Historical Context: From ARC to GlobalFoundries
The ARC processor architecture has a storied history in the semiconductor industry:
| Year | Event |
|---|---|
| 2000 | ARC (Argonaut RISC Cores) IPOs on London Stock Exchange at $1B valuation |
| 2009 | Virage Logic acquires ARC for $42M |
| 2010 | Synopsys acquires Virage Logic for $315M, gains ARC portfolio |
| 2023 | Synopsys launches ARC-V, a RISC-V compatible processor line |
| 2025 | GlobalFoundries acquires MIPS |
| 2026 | GlobalFoundries acquires ARC from Synopsys |
The trajectory tells a familiar story of semiconductor IP consolidation. What was once a $1 billion standalone company is now part of a foundry's vertical integration strategy—a path that reflects the industry's relentless drive toward efficiency and scale.
Financial Snapshot
| Metric | GlobalFoundries (GFS) | Synopsys (SNPS) |
|---|---|---|
| Market Cap | $23B | $102B |
| Latest Revenue | $1.69B (Q3 2025)* | $2.25B (Q4 2025) |
| Gross Margin | 24.8% (Q3 2025)* | 82.0% (Q4 2025) |
| TTM Net Income | $686M | $1.33B |
*Values retrieved from S&P Global
GlobalFoundries trades at a fraction of Synopsys' valuation, reflecting the capital-intensive nature of foundry operations versus high-margin software and IP businesses.
What to Watch
Near-term catalysts:
- Regulatory approval timeline (expected H2 2026)
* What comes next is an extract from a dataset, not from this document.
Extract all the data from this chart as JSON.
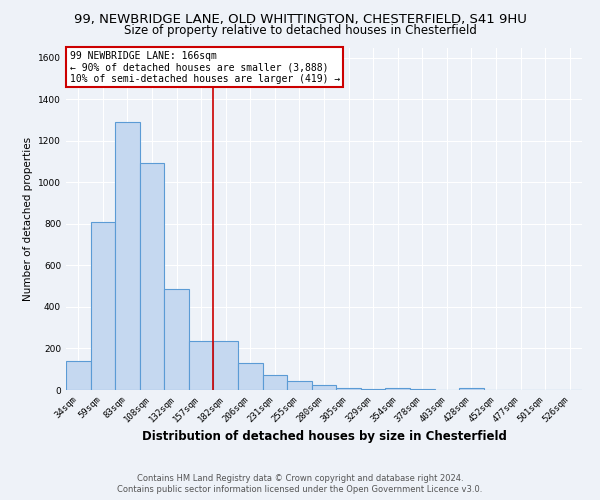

- Customer retention during transition period
- Integration execution with MIPS organization
Strategic questions:
- Will GFS pursue additional processor IP acquisitions?
- How will combined MIPS-ARC compete against ARM and open-source RISC-V alternatives?
- Can GFS convert IP licensing relationships into fab utilization?
The deal underscores a broader trend: as AI proliferates from data centers to the edge, the companies that control the full stack—from processor design to manufacturing—may hold a decisive advantage.